Barış: Konuştuğumuz gibi, 30 saniyeniz var. Çabuk! Her şeyi alın, her şeyi, hepsini.
Ayşe: Mücevhercinin alarmları devreye girdi.
Barış: Rafi, konuştuğumuz gibi. Siz önden. 'Baby', siz Fukara'yla taksiyle.
Sasha: Sen ne yapacaksın?
Barış: Benim ufak bir işim var, biliyorsun. 'Grande finale'.
Sasha: Gelmeyecek.
Barış: Hadi! Hadi!
Fırat: Hedef mücevherciydi. Hedef mücevherciydi, Nedim değildi ki. İntikamlarını soygunla aldılar, cinayetle değil. Mücevhercinin etrafını ablukaya alın, çabuk!
Ayşe: Abi Barış kaçıyor.
Fırat: Nasıl? Şerefsiz!
Barış: Ne olur gelmiş o Büge.
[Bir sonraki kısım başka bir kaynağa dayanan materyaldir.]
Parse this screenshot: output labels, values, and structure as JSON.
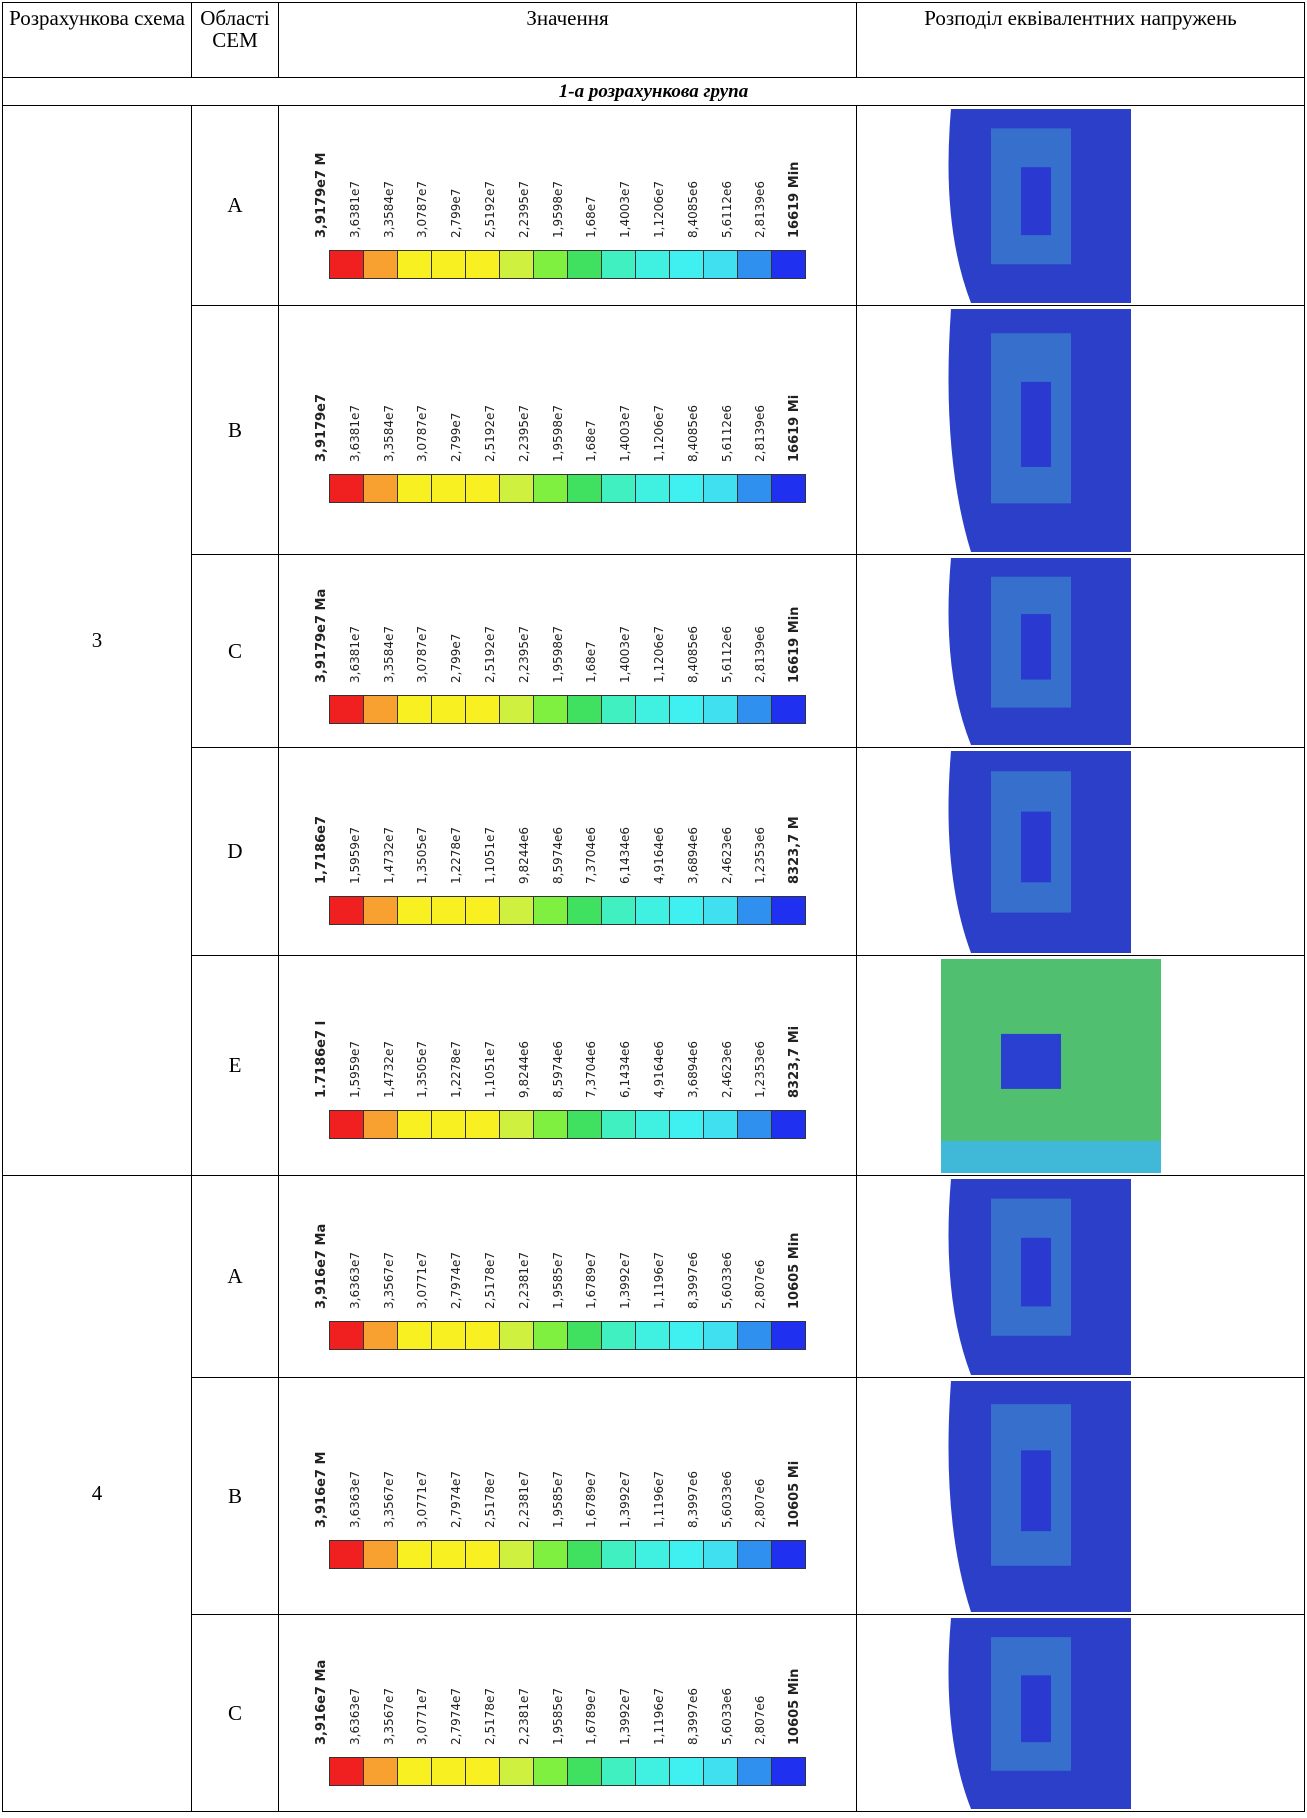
{
  "header": {
    "scheme": "Розрахункова схема",
    "region": "Області СЕМ",
    "values": "Значення",
    "distribution": "Розподіл еквівалентних напружень"
  },
  "group_title": "1-а розрахункова група",
  "schemes": [
    {
      "label": "3",
      "rows": [
        {
          "region": "A",
          "labels": [
            "3,9179e7 M",
            "3,6381e7",
            "3,3584e7",
            "3,0787e7",
            "2,799e7",
            "2,5192e7",
            "2,2395e7",
            "1,9598e7",
            "1,68e7",
            "1,4003e7",
            "1,1206e7",
            "8,4085e6",
            "5,6112e6",
            "2,8139e6",
            "16619 Min"
          ]
        },
        {
          "region": "B",
          "labels": [
            "3,9179e7",
            "3,6381e7",
            "3,3584e7",
            "3,0787e7",
            "2,799e7",
            "2,5192e7",
            "2,2395e7",
            "1,9598e7",
            "1,68e7",
            "1,4003e7",
            "1,1206e7",
            "8,4085e6",
            "5,6112e6",
            "2,8139e6",
            "16619 Mi"
          ]
        },
        {
          "region": "C",
          "labels": [
            "3,9179e7 Ma",
            "3,6381e7",
            "3,3584e7",
            "3,0787e7",
            "2,799e7",
            "2,5192e7",
            "2,2395e7",
            "1,9598e7",
            "1,68e7",
            "1,4003e7",
            "1,1206e7",
            "8,4085e6",
            "5,6112e6",
            "2,8139e6",
            "16619 Min"
          ]
        },
        {
          "region": "D",
          "labels": [
            "1,7186e7",
            "1,5959e7",
            "1,4732e7",
            "1,3505e7",
            "1,2278e7",
            "1,1051e7",
            "9,8244e6",
            "8,5974e6",
            "7,3704e6",
            "6,1434e6",
            "4,9164e6",
            "3,6894e6",
            "2,4623e6",
            "1,2353e6",
            "8323,7 M"
          ]
        },
        {
          "region": "E",
          "labels": [
            "1.7186e7 I",
            "1,5959e7",
            "1,4732e7",
            "1,3505e7",
            "1,2278e7",
            "1,1051e7",
            "9,8244e6",
            "8,5974e6",
            "7,3704e6",
            "6,1434e6",
            "4,9164e6",
            "3,6894e6",
            "2,4623e6",
            "1,2353e6",
            "8323,7 Mi"
          ]
        }
      ]
    },
    {
      "label": "4",
      "rows": [
        {
          "region": "A",
          "labels": [
            "3,916e7 Ma",
            "3,6363e7",
            "3,3567e7",
            "3,0771e7",
            "2,7974e7",
            "2,5178e7",
            "2,2381e7",
            "1,9585e7",
            "1,6789e7",
            "1,3992e7",
            "1,1196e7",
            "8,3997e6",
            "5,6033e6",
            "2,807e6",
            "10605 Min"
          ]
        },
        {
          "region": "B",
          "labels": [
            "3,916e7 M",
            "3,6363e7",
            "3,3567e7",
            "3,0771e7",
            "2,7974e7",
            "2,5178e7",
            "2,2381e7",
            "1,9585e7",
            "1,6789e7",
            "1,3992e7",
            "1,1196e7",
            "8,3997e6",
            "5,6033e6",
            "2,807e6",
            "10605 Mi"
          ]
        },
        {
          "region": "C",
          "labels": [
            "3,916e7 Ma",
            "3,6363e7",
            "3,3567e7",
            "3,0771e7",
            "2,7974e7",
            "2,5178e7",
            "2,2381e7",
            "1,9585e7",
            "1,6789e7",
            "1,3992e7",
            "1,1196e7",
            "8,3997e6",
            "5,6033e6",
            "2,807e6",
            "10605 Min"
          ]
        }
      ]
    }
  ]
}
Ne olur. Of!
Büge: Barış.
Barış: Bir an şüphelendiğim için kendime öyle kızdım ki. Geldin. Geldin. Çünkü sen de hâlâ beni çok seviyorsun. Sevmesen gelmezdin.
Büge: Geldim evet. Çünkü çocuğumuza yaptıklarının hesabını sormak zorundaydım. Senin ona yaşattıkların yüzünden şu an evde, babam yaşıyorsa niye beni gelmiyor diyen ve bunun için bana kızan bir çocuk var. Sen ne yapmaya çalışıyorsun? Hadi beni harcadın tamam. Kendi çocuğuna da mı hiç acımıyorsun? Sen psikopatsın Barış, tamam. Ama çocuğuna bunları yaşatacak kadar mı psikopatsın?
Barış: Bizim çocuğumuz kıyametin içine doğdu zaten. Merak etme, senden de benden de daha kuvvetli biri olacak o. Ayrıca sen Fırat'la sinemaya gidersen, ben o filmi oynatmam Büge! Onunla olan yakınlığın beni ne kadar yaralıyor, farkında değil misin sen?
Büge: Ne yaralaması be, ne yaralamasından bahsediyorsun sen? Ben burada paramparça olmuşum! Ben senin yaptıkların yüzünden bu hayatta gördüğüm küçücük bile olsa güzel bir şeyin peşinden koşmak zorundayım anlamıyor musun sen?
Barış: Sakın!
Büge: Çünkü neden biliyor musun? Benim senin gibi canım sıkılınca ölme lüksüm de yok! Benim kendimden nefret etmek gibi bir lüksüm yok! Çünkü neden biliyor musun? Benim sorumlu olduğum bir çocuğum var senin aksine!
Barış: Biliyorum sevgilim, hepsini biliyorum. O yüzden son eylememi size adadım ben.
Büge: Ne eylemi, neden bahsediyorsun sen?
Barış: Öncelikle sevilmemiş, ruhu öldürülmek üzere olup böyle gözümüzün içine bakan ama kimsenin fark etmediği çocuklar için. Sonra da o güzel kalbiyle onlar için çalışan uğraşan sevgilim için. Bu mücevherlerin sahibi bir çocuğa sırt çevirmişti. Ve şimdi senin bunları alıp, onlara götürmeni istiyorum.